Langsung ke konten utama

Akar Puisiku

 


Malam ini, aku akan menceritakan bagaimana aku mulai menulis puisi. Semuanya bermula saat aku duduk di bangku SMP. Saat itu, aku sedang belajar seperti biasa, lalu melihat temanku—seseorang yang kucintai saat itu—menulis puisi yang menurutku sangat indah. Bukan hanya satu atau dua puisi, tetapi satu buku penuh ia tulis. Aku semakin penasaran dengan dunia puisi. Sebelumnya, aku tidak menyukai puisi karena menurutku sulit untuk membuatnya, bingung harus memulainya dari mana. Namun, karena sering melihatnya menulis, aku mulai merenungkan bagaimana proses ia menciptakan puisi. Aku pun mencoba menulis, meskipun hasilnya masih kaku dan terasa asing bagiku.

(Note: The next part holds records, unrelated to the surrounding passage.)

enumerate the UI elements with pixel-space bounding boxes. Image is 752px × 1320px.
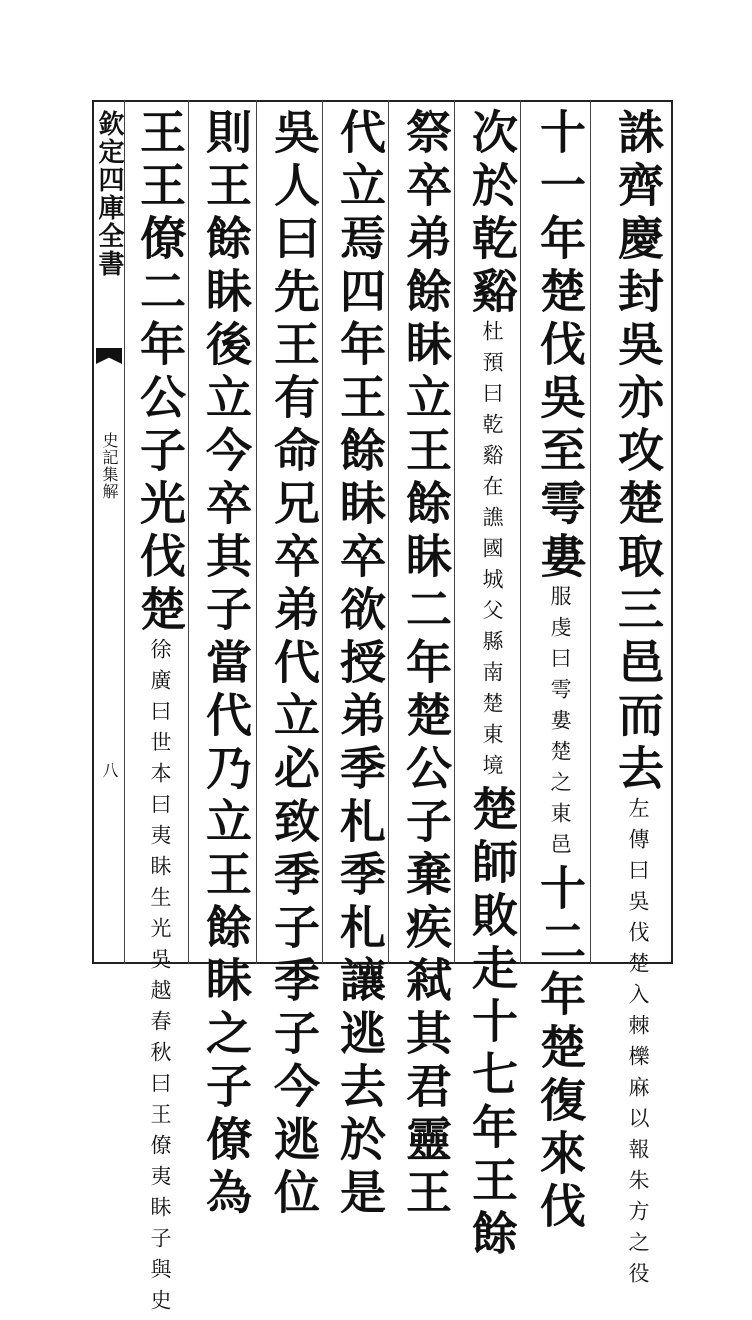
text-column-3 — [460, 108, 520, 1262]
main-text: 祭卒弟餘眛立王餘眛二年楚公子棄疾弒其君靈王 — [399, 108, 453, 1221]
column-rule — [256, 100, 257, 964]
text-column-8 — [128, 108, 188, 1320]
column-rule — [590, 100, 591, 964]
collection-title: 欽定四庫全書 — [94, 110, 124, 278]
column-rule — [124, 100, 125, 964]
column-rule — [388, 100, 389, 964]
column-rule — [322, 100, 323, 964]
annotation-text: 左傳曰吳伐楚入棘櫟麻以報朱方之役 — [626, 797, 650, 1293]
text-column-4 — [394, 108, 454, 1221]
main-text: 楚師敗走十七年王餘 — [465, 785, 519, 1262]
main-text: 誅齊慶封吳亦攻楚取三邑而去 — [611, 108, 665, 797]
annotation-text: 杜預曰乾谿在譙國城父縣南楚東境 — [480, 320, 504, 785]
text-column-1 — [600, 108, 666, 1293]
text-column-5 — [328, 108, 388, 1221]
main-text: 代立焉四年王餘眛卒欲授弟季札季札讓逃去於是 — [333, 108, 387, 1221]
frame-right-border — [671, 100, 673, 964]
annotation-text: 服虔曰雩婁楚之東邑 — [548, 585, 572, 864]
main-text: 十二年楚復來伐 — [533, 864, 587, 1235]
frame-top-border — [92, 100, 672, 102]
text-column-6 — [262, 108, 322, 1221]
main-text: 則王餘眛後立今卒其子當代乃立王餘眛之子僚為 — [199, 108, 253, 1221]
margin-column — [94, 102, 124, 960]
main-text: 王王僚二年公子光伐楚 — [133, 108, 187, 638]
book-title: 史記集解 — [100, 432, 119, 500]
column-rule — [520, 100, 521, 964]
fish-tail-mark-icon — [96, 348, 122, 364]
column-rule — [454, 100, 455, 964]
annotation-text: 徐廣曰世本曰夷眛生光吳越春秋曰王僚夷眛子與史 — [148, 638, 172, 1320]
page-number: 八 — [100, 762, 119, 778]
text-column-2 — [528, 108, 588, 1235]
main-text: 吳人曰先王有命兄卒弟代立必致季子季子今逃位 — [267, 108, 321, 1221]
main-text: 次於乾谿 — [465, 108, 519, 320]
main-text: 十一年楚伐吳至雩婁 — [533, 108, 587, 585]
column-rule — [188, 100, 189, 964]
text-column-7 — [194, 108, 254, 1221]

    Aku benar-benar mulai mendalami puisi pada masa pandemi Covid-19. Rasa hampa dan kebosanan saat itu mendorongku untuk menulis puisi. Aku memulainya dengan menulis puisi cinta, terutama tentang perasaan rindu yang tak terelakkan. Aku menulis untuk seseorang yang kukagumi, namun tak sempat kuungkapkan perasaanku padanya. Dari situ, aku mulai menciptakan puisi, salah satunya yang paling kusukai berjudul "Hai."

Hai
Langit-langit mulai redup,
Awan mulai mengepung,
Petir selalu bergetar,
Angin menghembus kencang.

Wahai adinda, suasana saat ini sedang tidak baik-baik saja.
Apakah kau tahu betapa khawatirkan diriku memikirkan dirimu.
Kau tahu tidak, ku rela hujan-hujanan demi menunggu mu, datang di hadapanku.
Sayang, kau melupakan diriku, kau tidak peduli lagi dengan nasibku ini.
Ku percaya tuhan mencari jalan terbaik untuk kita.
Kau cepat sadar, dengan arti cinta ini.
Kau cepat pergi ke hadapanku.

Hai adinda kau ingat dengan masa lalu kita?
Kau pasti lupa, betapa mesranya kisah cinta kita di masa lalu.

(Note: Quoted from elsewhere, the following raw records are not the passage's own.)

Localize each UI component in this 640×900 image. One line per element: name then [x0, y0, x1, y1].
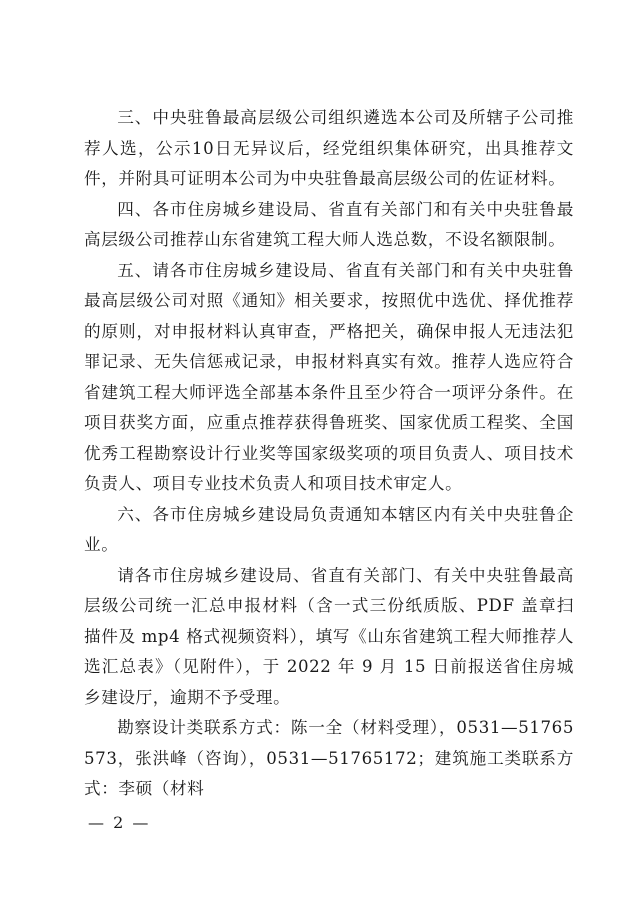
paragraph-item-5: 五、请各市住房城乡建设局、省直有关部门和有关中央驻鲁最高层级公司对照《通知》相关要求，按照优中选优、择优推荐的原则，对申报材料认真审查，严格把关，确保申报人无违法犯罪记录、无失信惩戒记录，申报材料真实有效。推荐人选应符合省建筑工程大师评选全部基本条件且至少符合一项评分条件。在项目获奖方面，应重点推荐获得鲁班奖、国家优质工程奖、全国优秀工程勘察设计行业奖等国家级奖项的项目负责人、项目技术负责人、项目专业技术负责人和项目技术审定人。 — [84, 260, 574, 493]
document-body — [84, 103, 574, 805]
paragraph-contact-info: 勘察设计类联系方式：陈一全（材料受理），0531—51765573，张洪峰（咨询），0531—51765172；建筑施工类联系方式：李硕（材料 — [84, 718, 574, 798]
page-number: — 2 — — [88, 813, 151, 832]
paragraph-item-3: 三、中央驻鲁最高层级公司组织遴选本公司及所辖子公司推荐人选，公示10日无异议后，经党组织集体研究，出具推荐文件，并附具可证明本公司为中央驻鲁最高层级公司的佐证材料。 — [84, 108, 574, 188]
paragraph-submission-request: 请各市住房城乡建设局、省直有关部门、有关中央驻鲁最高层级公司统一汇总申报材料（含一式三份纸质版、PDF 盖章扫描件及 mp4 格式视频资料），填写《山东省建筑工程大师推荐人选汇总表》（见附件），于 2022 年 9 月 15 日前报送省住房城乡建设厅，逾期不予受理。 — [84, 565, 574, 707]
paragraph-item-4: 四、各市住房城乡建设局、省直有关部门和有关中央驻鲁最高层级公司推荐山东省建筑工程大师人选总数，不设名额限制。 — [84, 199, 574, 249]
paragraph-item-6: 六、各市住房城乡建设局负责通知本辖区内有关中央驻鲁企业。 — [84, 504, 574, 554]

Kau selalu tersenyum yang kini, senyuman hanya menjadi imajinasi semata.
Kau akan, ingat dengan kisah cinta kita?..
kau ada dimana sekarang ini....

    Puisi itu menggambarkan perasaan rinduku yang ingin diungkapkan secara langsung, tetapi aku tidak berani karena sadar diri. Aku terus berlatih menulis puisi, menjadikan kata-kata, diksi, dan majas sebagai alat untuk menyalurkan perasaanku. Puisi menjadi obat bagi jiwaku yang goyah akibat perubahan besar yang terjadi selama pandemi. Aku menuliskan segala keresahanku melalui puisi.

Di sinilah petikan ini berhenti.